Analysts expect 1.95 million tonnes of Canadian exports this year, down from 2.45 million tonnes shipped last year
Canada’s undersized lentil crop could be getting even smaller, according to analysts.
Marlene Boersch, managing partner of Mercantile Consulting Venture, is currently forecasting a national average yield of 1,045 pounds per acre, 23 percent below the five-year average.
That is slightly above Statistics Canada’s estimate of 1,030 lb. per acre.
However, based on Mercantile’s analysis of early crop yields by district in Saskatchewan, that number could fall as low as 855 lb. per acre.

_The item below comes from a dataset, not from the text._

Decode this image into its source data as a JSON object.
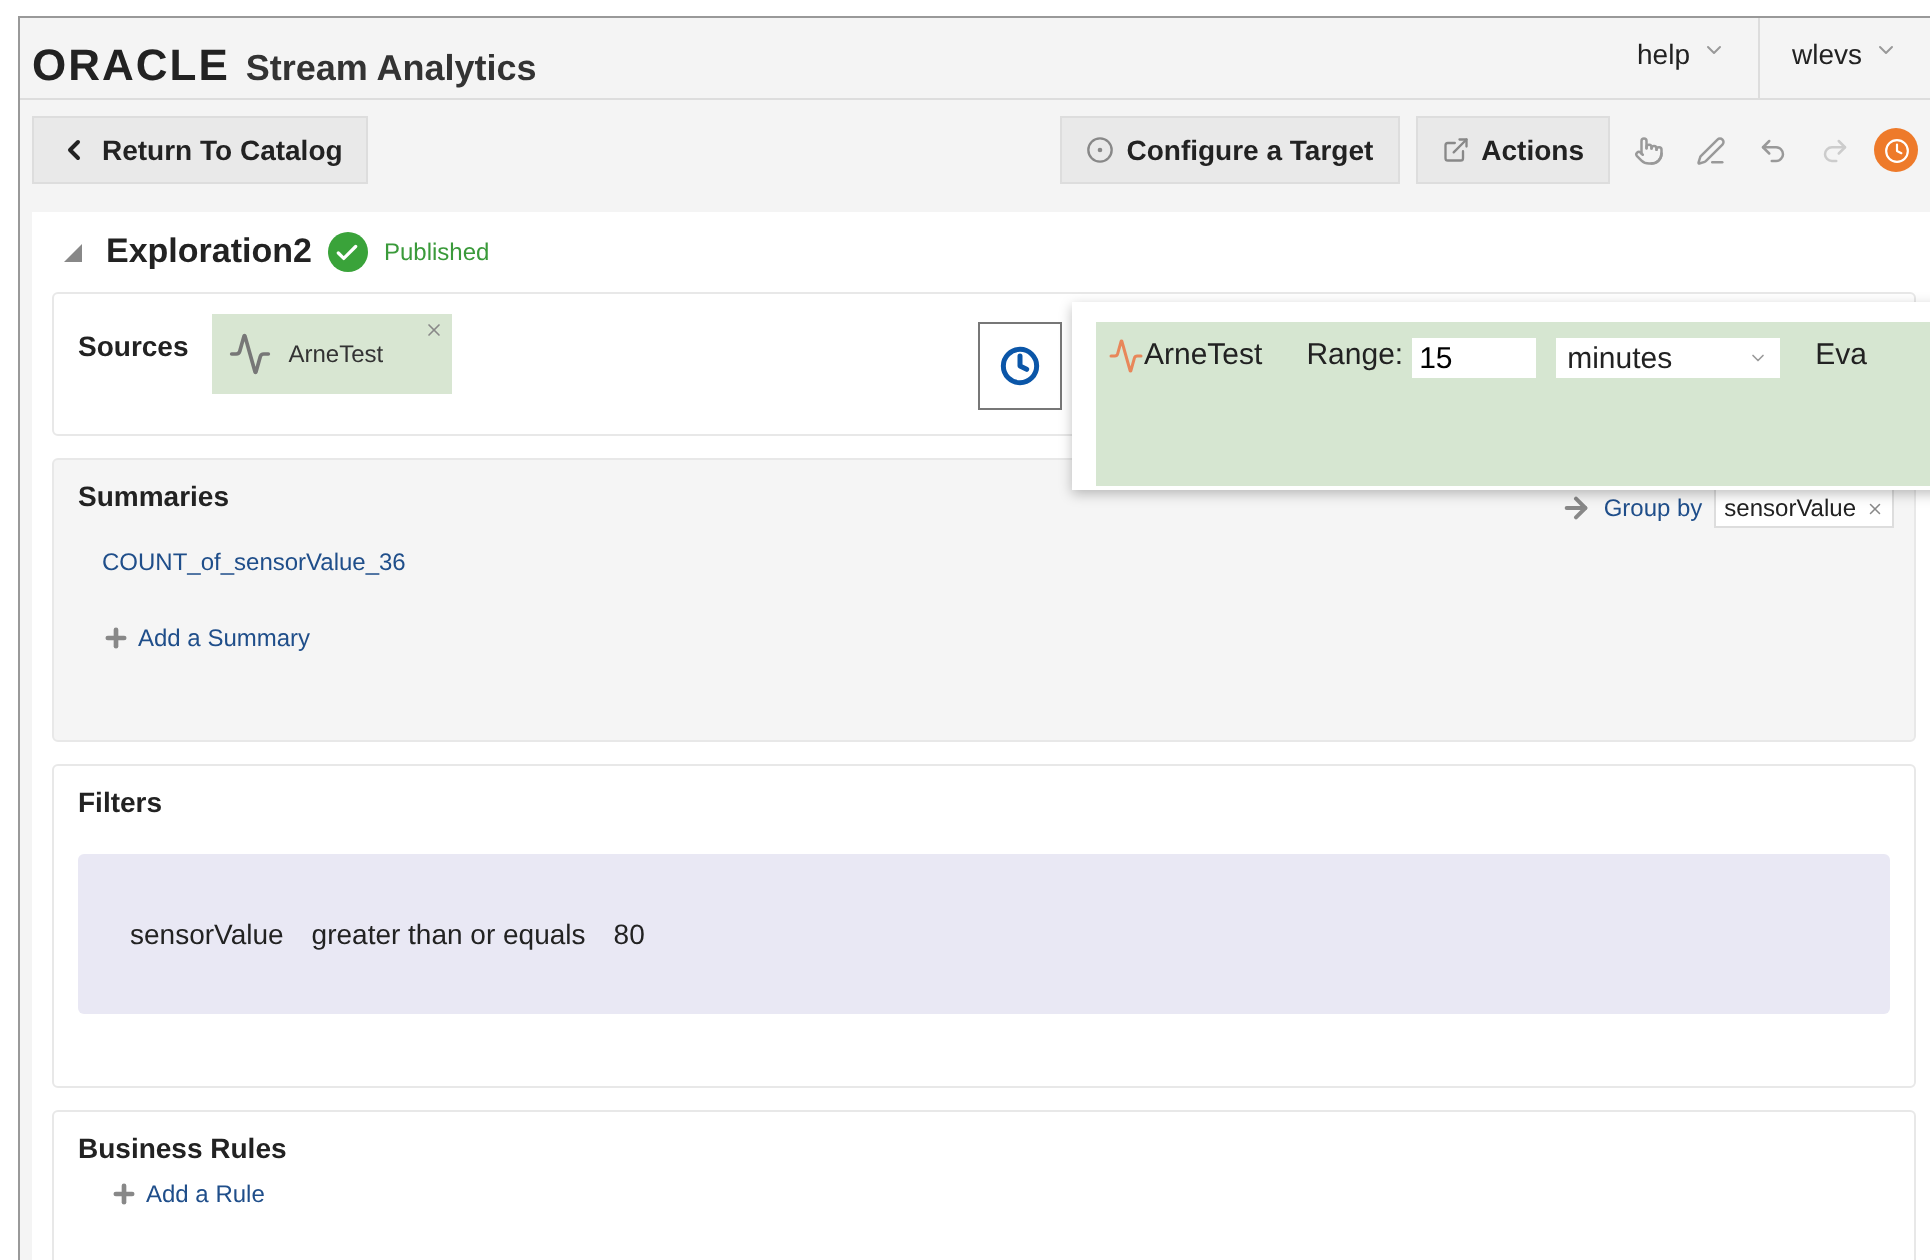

She is not ready to drop her estimate to that level just yet, but it is a sign there could be further downward revisions in the fall and winter months.
“Chances are that the yields might even be a little bit lower than the averages we’re using,” Boersch told delegates attending the 2021 Pulse and Special Crops Convention.
Fellow panelists Elyce Simpson Fraser, president of Simpson Seeds, and Nathan Buhler, international market manager for Scoular Canada, agreed that the average yield will likely drop a little further in the coming months.
As it stands, Canadian growers are expected to harvest two million tonnes of lentils, down from early-season expectations of 2.6 million tonnes.
That is going to result in a vastly reduced export program considering there was very little carryout from the previous year.
Boersch is forecasting 1.95 million tonnes of Canadian exports, down from 2.45 million tonnes last year. That will leave importers such as India, Turkey, Bangladesh and Egypt vying for available tonnage, which is resulting in the price hikes growers are already witnessing.
Australia is expected to harvest a large crop of 650,000 tonnes of red lentils, but that will be down from last year’s even bigger crop of 800,000 tonnes.
Russia will chip in with 100,000 tonnes of reds and greens, and Kazakhstan will add another 50,000 tonnes.
However, it won’t be enough to compensate for the losses in Canada and the United States. As a result, world trade in lentils will drop by 510,000 tonnes.
Significant price rationing has already occurred, and there is no let-up in sight.
“There is little room to ease prices until next year’s acres become defined,” said Boersch.
“The price outlook is very firm for both types of lentils, and the price peak might come earlier than thought depending on the acreage outlook later this winter.”
Buhler said red lentil prices have already seen highs of 53 to 55 cents per pound in 2021-22.
Prices dropped below 50 cents last week because lentils were approaching the price of competing proteins such as chicken and edible beans, but he expects them to bounce back eventually.
“There is probably room to revisit those highs and maybe slightly higher,” he said.
The same goes for large green lentils, which peaked in the mid-60s.
Simpson Fraser said many growers will be getting crop insurance cheques in November.
“You’re going to have a grower that is cashed up fairly well,” she said.
“I don’t think there is a lot of pressure on a grower to sell.”
Those who do have to generate cash flow have plenty of choices these days with elevated crop prices across the board.
Boersch said there are usually two price peaks for lentils: after harvest and in the May through June period.
The second peak didn’t happen in 2020-21 because supplies were already running out by that time, and it appears that may be the case again this year.
There could be a second peak if growers indicate they won’t be planting enough lentils in 2022. New crop prices are going to have to be very good to draw acres from other crops.
Buhler thinks lentils could gain some acres from canola south of the Trans-Canada Highway in 2022 because canola seed prices are very high, as are fertilizer prices.